US President Barack Obama, who paved the way for Washington to host the conference after he lifted the ban against people with HIV/AIDS from entering the US in 2010, was not scheduled to attend the meeting.

Obama went to Colorado on Sunday to meet with the victims of the Batman shooting. US Secretary of State Hillary Clinton and her husband, former US president Bill Clinton, were among prominent speakers at the forum, along with Bill Gates and music superstar Sir Elton John.

This is very likely the first time in the last 30 years that an aura of cautious optimism emerged in an international meeting on AIDS, which has killed more than 34 million people worldwide, mostly in Africa. The number of fatalities attributed to the disease have been declining since 2010, after the massive introductions of antiretroviral drugs at affordable prices for treatment and prevention measures in Africa and other developing nations.

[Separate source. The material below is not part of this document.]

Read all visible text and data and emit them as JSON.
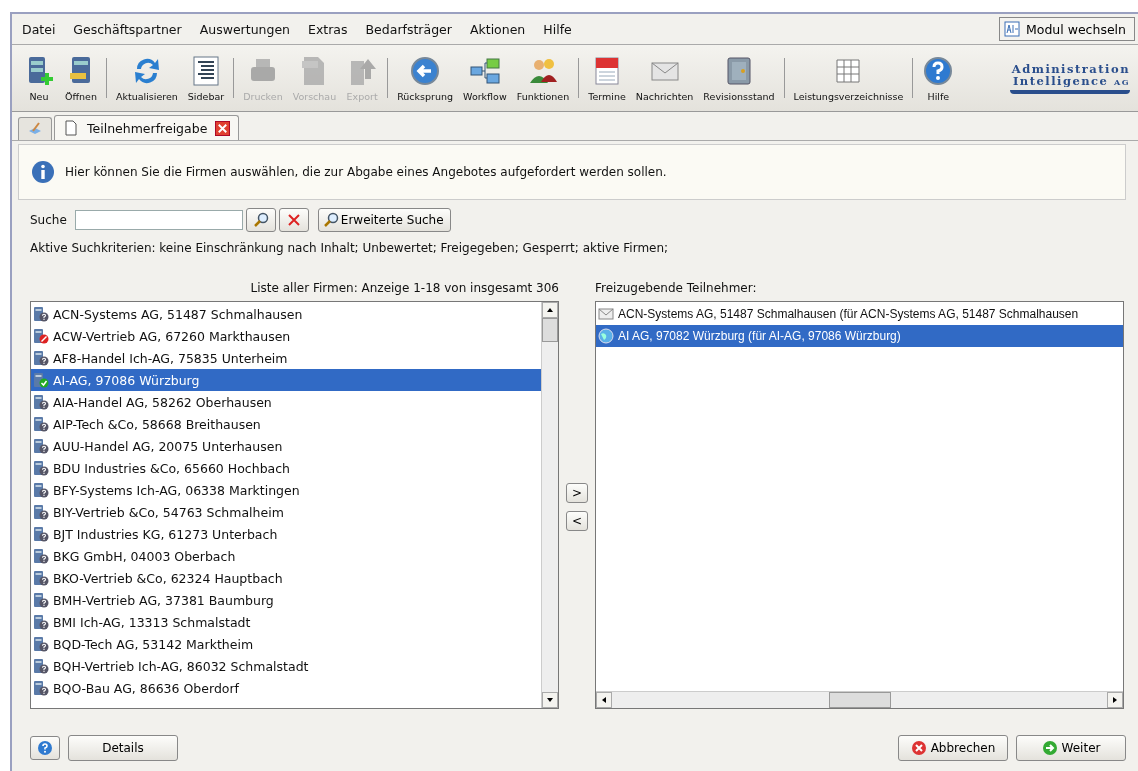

US health authorities have approved the use of the Gilead Sciences’ Truvada drug for HIV-negative adults at high risk to be infected by the virus. According to Reuters, the drug aims to keep the virus under control by stopping its replication in the blood. The World Health Organization (WHO) has also recommended the drugs for preventive measures.

Meanwhile, in their declaration, expected to be signed by the 25,000 participants, they reminded the international community on the urgency to maintain the momentum in the global war against the world’s most dreadful and complicate diseases.

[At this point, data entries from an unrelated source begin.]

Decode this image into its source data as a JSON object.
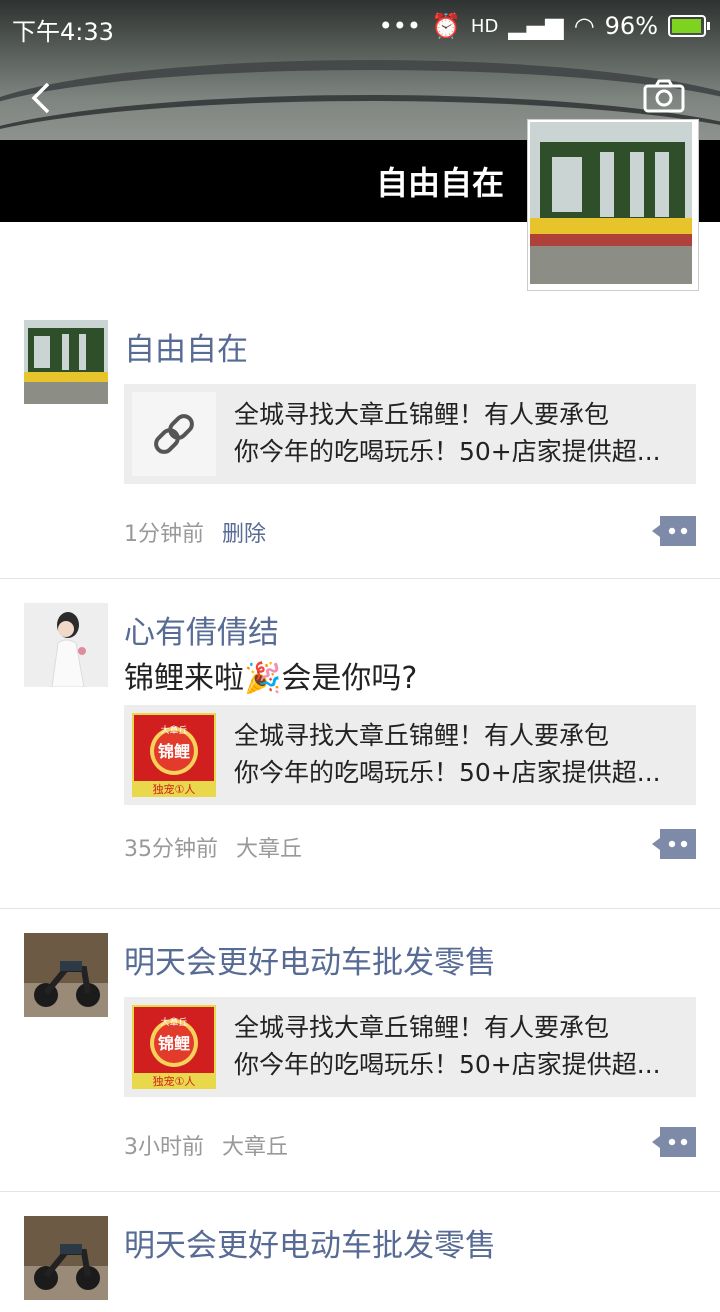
{
  "status_bar": {
    "time": "下午4:33",
    "battery": "96%",
    "network": "HD",
    "battery_level": 0.96
  },
  "header": {
    "back_icon": "back-chevron-icon",
    "camera_icon": "camera-icon",
    "profile_name": "自由自在"
  },
  "posts": [
    {
      "name": "自由自在",
      "text": "",
      "link": {
        "line1": "全城寻找大章丘锦鲤！有人要承包",
        "line2": "你今年的吃喝玩乐！50+店家提供超...",
        "thumb": "link-icon"
      },
      "time": "1分钟前",
      "extra": "删除",
      "extra_type": "delete"
    },
    {
      "name": "心有倩倩结",
      "text": "锦鲤来啦🎉会是你吗?",
      "link": {
        "line1": "全城寻找大章丘锦鲤！有人要承包",
        "line2": "你今年的吃喝玩乐！50+店家提供超...",
        "thumb": "koi-poster",
        "poster_top": "大章丘",
        "poster_main": "锦鲤",
        "poster_bottom": "独宠①人"
      },
      "time": "35分钟前",
      "extra": "大章丘",
      "extra_type": "location"
    },
    {
      "name": "明天会更好电动车批发零售",
      "text": "",
      "link": {
        "line1": "全城寻找大章丘锦鲤！有人要承包",
        "line2": "你今年的吃喝玩乐！50+店家提供超...",
        "thumb": "koi-poster",
        "poster_top": "大章丘",
        "poster_main": "锦鲤",
        "poster_bottom": "独宠①人"
      },
      "time": "3小时前",
      "extra": "大章丘",
      "extra_type": "location"
    },
    {
      "name": "明天会更好电动车批发零售"
    }
  ],
  "colors": {
    "name_blue": "#576b95",
    "meta_grey": "#999999",
    "card_bg": "#ededed",
    "accent": "#7d8aa8"
  }
}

“Now, through scientific advances, and societal, political and human rights gains, we have discovered that it is possible to assemble and deliver a package of proven strategies, which, if taken to scale, can turn the tide of AIDS […] But we must scale up our resources and efforts to use the tools we have today to drastically curb new infections and improve health of tens of millions of people with HIV/AIDS. Millions of lives will be saved,” read the declaration.

The Global Fund to Fight AIDS, Tuberculosis and Malaria, which is active in Indonesia, pointed out that “HIV prevention has been expanded to millions, including half the world’s HIV-positive pregnant women in need of medicine to prevent transmission to their children.” The majority of the funding was covered by the organization, it said in the statement.

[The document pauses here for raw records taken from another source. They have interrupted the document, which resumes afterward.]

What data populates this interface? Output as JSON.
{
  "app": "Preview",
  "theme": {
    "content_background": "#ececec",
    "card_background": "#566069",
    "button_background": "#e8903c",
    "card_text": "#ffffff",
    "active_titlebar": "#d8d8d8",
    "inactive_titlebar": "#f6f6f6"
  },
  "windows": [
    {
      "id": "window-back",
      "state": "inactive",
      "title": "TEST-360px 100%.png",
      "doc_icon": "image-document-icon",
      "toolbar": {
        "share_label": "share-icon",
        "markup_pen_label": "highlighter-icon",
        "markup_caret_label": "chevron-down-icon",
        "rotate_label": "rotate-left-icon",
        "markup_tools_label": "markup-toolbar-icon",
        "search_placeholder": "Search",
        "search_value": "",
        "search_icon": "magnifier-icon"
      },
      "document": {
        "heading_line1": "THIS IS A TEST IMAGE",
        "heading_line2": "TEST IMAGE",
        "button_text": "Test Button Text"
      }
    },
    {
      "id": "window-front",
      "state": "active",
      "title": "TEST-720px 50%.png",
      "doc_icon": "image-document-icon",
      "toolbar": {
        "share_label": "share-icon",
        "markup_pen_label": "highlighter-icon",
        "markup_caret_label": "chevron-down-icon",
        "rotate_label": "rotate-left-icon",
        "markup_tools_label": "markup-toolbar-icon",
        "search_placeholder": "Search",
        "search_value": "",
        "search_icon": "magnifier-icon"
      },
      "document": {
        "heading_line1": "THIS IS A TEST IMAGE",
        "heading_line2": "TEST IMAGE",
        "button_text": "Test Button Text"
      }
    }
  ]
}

The UN urged the world to drastically increase the funding for AIDS from US$16.6 billion in 2011 to $25 billion in the next few years.

Meanwhile the UNAIDS executive director Michel Sidibe said that: “We have broken the trajectory of new infections, with a worldwide decline of 20 percent since 2001.”

World Bank President Jim Yong-kim said that global efforts to eliminate the disease have shown significant progress. “It is hard to say that there is any one moment when the tide began to turn. The truth is that we have been turning back the tide of AIDS step by painful step, for 30 years.”

Indonesia apparently did not send a significant number of delegates to the meeting, although AIDS is growing rapidly in several provinces in Indonesia, including Jakarta and Papua.